Denver Wants Workers Comp State Insurer to Cut Severance

Top executives at Pinnacol Assurance, Colorado's state-chartered workers' compensation insurance fund, are being asked to waive agreements that would give them hefty payouts if the quasi-state agency is privatized.

Source: Source: Denver Post | Published on November 9, 2011

The action comes as the state's Gov. John Hickenlooper and Pinnacol are negotiating over a proposal to privatize the insurer, a deal that even Hickenlooper says will be tough politically to get done. The deal calls for turning the insurer into a private mutual-assurance company, owned by its policyholders.

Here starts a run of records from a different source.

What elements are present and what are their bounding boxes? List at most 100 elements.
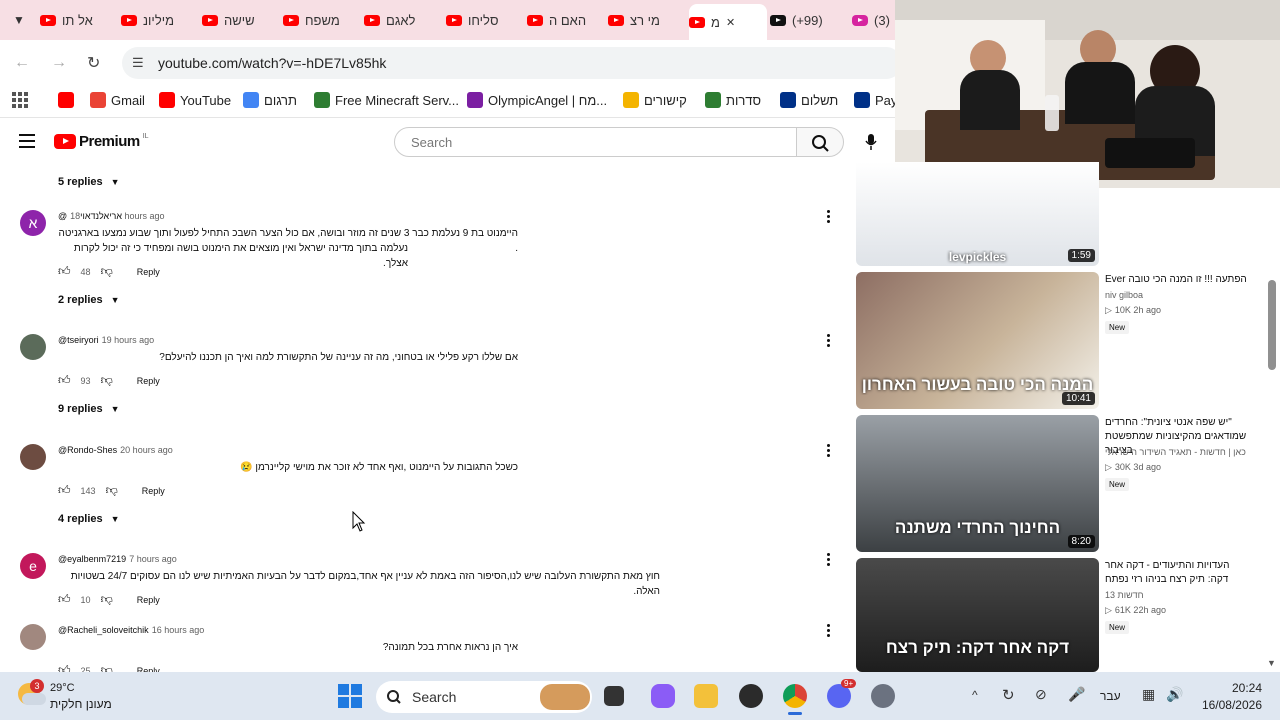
mini-player-video[interactable] xyxy=(895,0,1280,188)
more-options-icon[interactable] xyxy=(826,210,830,224)
browser-tab[interactable]: מיליונ xyxy=(121,6,193,34)
volume-icon[interactable]: 🔊 xyxy=(1166,686,1183,703)
copilot-icon[interactable] xyxy=(651,684,675,708)
scroll-down-arrow-icon[interactable]: ▼ xyxy=(1267,658,1276,668)
browser-tab[interactable]: סליחו xyxy=(446,6,518,34)
microphone-icon[interactable]: 🎤 xyxy=(1068,686,1085,703)
avatar[interactable] xyxy=(20,444,46,470)
sync-icon[interactable]: ↻ xyxy=(1002,686,1015,704)
tab-label: משפח xyxy=(305,12,340,28)
taskbar-search[interactable]: Search xyxy=(376,681,592,713)
browser-tab[interactable]: ✕ מ xyxy=(689,4,767,40)
no-network-icon[interactable]: ⊘ xyxy=(1035,686,1047,703)
bookmark-item[interactable]: OlympicAngel | מח... xyxy=(467,92,607,108)
tab-search-button[interactable]: ▼ xyxy=(8,10,30,30)
task-view-icon[interactable] xyxy=(604,686,624,706)
video-thumbnail[interactable]: דקה אחר דקה: תיק רצח xyxy=(856,558,1099,672)
bookmark-item[interactable]: Payl xyxy=(854,92,900,108)
browser-tab[interactable]: (99+) xyxy=(770,6,840,34)
reply-button[interactable]: Reply xyxy=(137,595,160,605)
reply-button[interactable]: Reply xyxy=(142,486,165,496)
comment-author[interactable]: @Racheli_soloveitchik xyxy=(58,625,149,635)
avatar[interactable] xyxy=(20,334,46,360)
replies-toggle[interactable]: 9 replies ▼ xyxy=(58,403,120,415)
voice-search-icon[interactable] xyxy=(864,133,878,151)
bookmark-item[interactable]: סדרות xyxy=(705,92,761,108)
youtube-logo[interactable]: Premium IL xyxy=(54,133,149,150)
dislike-icon[interactable]: 👎︎ xyxy=(106,483,118,498)
video-thumbnail[interactable]: המנה הכי טובה בעשור האחרון 10:41 xyxy=(856,272,1099,409)
like-icon[interactable]: 👍︎ xyxy=(58,483,71,498)
bookmark-item[interactable]: YouTube xyxy=(159,92,231,108)
browser-tab[interactable]: שישה xyxy=(202,6,274,34)
video-thumbnail[interactable]: החינוך החרדי משתנה 8:20 xyxy=(856,415,1099,552)
video-title[interactable]: הפתעה !!! זו המנה הכי טובה Ever xyxy=(1105,273,1250,287)
more-options-icon[interactable] xyxy=(826,334,830,348)
bookmark-item[interactable]: תרגום xyxy=(243,92,297,108)
chrome-icon[interactable] xyxy=(783,684,807,708)
apps-grid-icon[interactable] xyxy=(12,92,28,108)
comment-author[interactable]: @tseiryori xyxy=(58,335,99,345)
browser-tab[interactable]: האם ה xyxy=(527,6,599,34)
file-explorer-icon[interactable] xyxy=(694,684,718,708)
url-text[interactable]: youtube.com/watch?v=-hDE7Lv85hk xyxy=(158,55,386,71)
browser-tab[interactable]: מי רצ xyxy=(608,6,680,34)
search-icon xyxy=(812,135,829,152)
replies-toggle[interactable]: 2 replies ▼ xyxy=(58,294,120,306)
browser-tab[interactable]: לאגם xyxy=(364,6,436,34)
channel-name[interactable]: niv gilboa xyxy=(1105,290,1255,300)
channel-name[interactable]: כאן | חדשות - תאגיד השידור הישראלי xyxy=(1105,447,1255,457)
avatar[interactable] xyxy=(20,624,46,650)
close-tab-icon[interactable]: ✕ xyxy=(726,16,735,29)
replies-toggle[interactable]: 4 replies ▼ xyxy=(58,513,120,525)
site-info-icon[interactable]: ☰ xyxy=(132,55,144,71)
bookmark-item[interactable]: Gmail xyxy=(90,92,145,108)
browser-tab[interactable]: (3) xyxy=(852,6,896,34)
tab-label: סליחו xyxy=(468,12,499,28)
weather-widget[interactable]: 3 29°C מעונן חלקית xyxy=(16,679,126,715)
video-thumbnail[interactable]: levpickles 1:59 xyxy=(856,162,1099,266)
avatar[interactable]: e xyxy=(20,553,46,579)
replies-label: 4 replies xyxy=(58,513,103,525)
forward-icon[interactable]: → xyxy=(51,54,67,72)
chevron-down-icon: ▼ xyxy=(110,514,120,524)
bookmark-item[interactable]: תשלום xyxy=(780,92,838,108)
dislike-icon[interactable]: 👎︎ xyxy=(101,373,113,388)
more-options-icon[interactable] xyxy=(826,444,830,458)
browser-tab[interactable]: משפח xyxy=(283,6,355,34)
like-icon[interactable]: 👍︎ xyxy=(58,592,71,607)
more-options-icon[interactable] xyxy=(826,553,830,567)
reply-button[interactable]: Reply xyxy=(137,376,160,386)
back-icon[interactable]: ← xyxy=(14,54,30,72)
clock-date[interactable]: 16/08/2026 xyxy=(1200,698,1262,712)
replies-toggle[interactable]: 5 replies ▼ xyxy=(58,176,120,188)
browser-tab[interactable]: אל תו xyxy=(40,6,112,34)
tray-chevron-up-icon[interactable]: ^ xyxy=(972,688,978,702)
more-options-icon[interactable] xyxy=(826,624,830,638)
comment-author[interactable]: @eyalbenm7219 xyxy=(58,554,126,564)
search-button[interactable] xyxy=(796,127,844,157)
channel-name[interactable]: חדשות 13 xyxy=(1105,590,1255,600)
bookmark-item[interactable]: קישורים xyxy=(623,92,687,108)
dislike-icon[interactable]: 👎︎ xyxy=(101,264,113,279)
display-icon[interactable]: ▦ xyxy=(1142,686,1155,703)
hamburger-menu-icon[interactable] xyxy=(19,134,35,148)
reload-icon[interactable]: ↻ xyxy=(87,53,100,73)
app-icon[interactable] xyxy=(739,684,763,708)
language-indicator[interactable]: עבר xyxy=(1100,689,1121,703)
comment-author[interactable]: @Rondo-Shes xyxy=(58,445,117,455)
dislike-icon[interactable]: 👎︎ xyxy=(101,592,113,607)
like-icon[interactable]: 👍︎ xyxy=(58,264,71,279)
avatar[interactable]: א xyxy=(20,210,46,236)
like-icon[interactable]: 👍︎ xyxy=(58,373,71,388)
comment-author[interactable]: @אריאל‏נדאוי xyxy=(58,211,122,221)
search-input[interactable]: Search xyxy=(394,127,797,157)
windows-start-icon[interactable] xyxy=(338,684,362,708)
settings-gear-icon[interactable] xyxy=(871,684,895,708)
reply-button[interactable]: Reply xyxy=(137,267,160,277)
bookmark-item[interactable] xyxy=(58,92,79,108)
video-title[interactable]: העדויות והתיעודים - דקה אחר דקה: תיק רצח… xyxy=(1105,559,1250,587)
clock-time[interactable]: 20:24 xyxy=(1228,681,1262,695)
bookmark-item[interactable]: Free Minecraft Serv... xyxy=(314,92,459,108)
page-scrollbar[interactable] xyxy=(1268,280,1276,370)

In exchange, the state — which created Pinnacol — would receive a 40 percent ownership stake in the new company, from which it could draw $13.6 million a year in dividends to fund business-development and education initiatives.

But under existing legal agreements, if there were a substantial "change in control" of the Pinnacol board, something that could occur if a governor sought to replace a number of board members or if the insurance fund were privatized, executives would be eligible for severance packages.

The payouts for 14 executives would total $6 million, a sum critics called "golden parachutes" for top Pinnacol officials.

Blair Richardson, chairman of the Pinnacol Assurance board, told The Denver Post on Monday the severance packages were put in place by a previous board concerned about lawmakers attempting to tap funds from Pinnacol's reserves. Lawmakers mulled taking $500 million from Pinnacol's assets in 2009 to help balance the budget but later dropped the idea.

Pinnacol's chief executive, Ken Ross, "has signed a document rescinding his change-of-control agreement," Richardson said. "We are working through with the rest of the management team rescinding these."

Ross told The Denver Post's editorial board Monday he expected the rest of Pinnacol's executives to sign away the severance packages by the end of the week.

Any deal would have to be approved by lawmakers, and that approval could be difficult in the face of a skeptical business community.

"The business community came out immediately kind of against it," Hickenlooper said.

"A lot of Republicans came out against it, and a lot of Democrats came out against it, which in our book is a sign that we're pretty close — on the right track," he joked.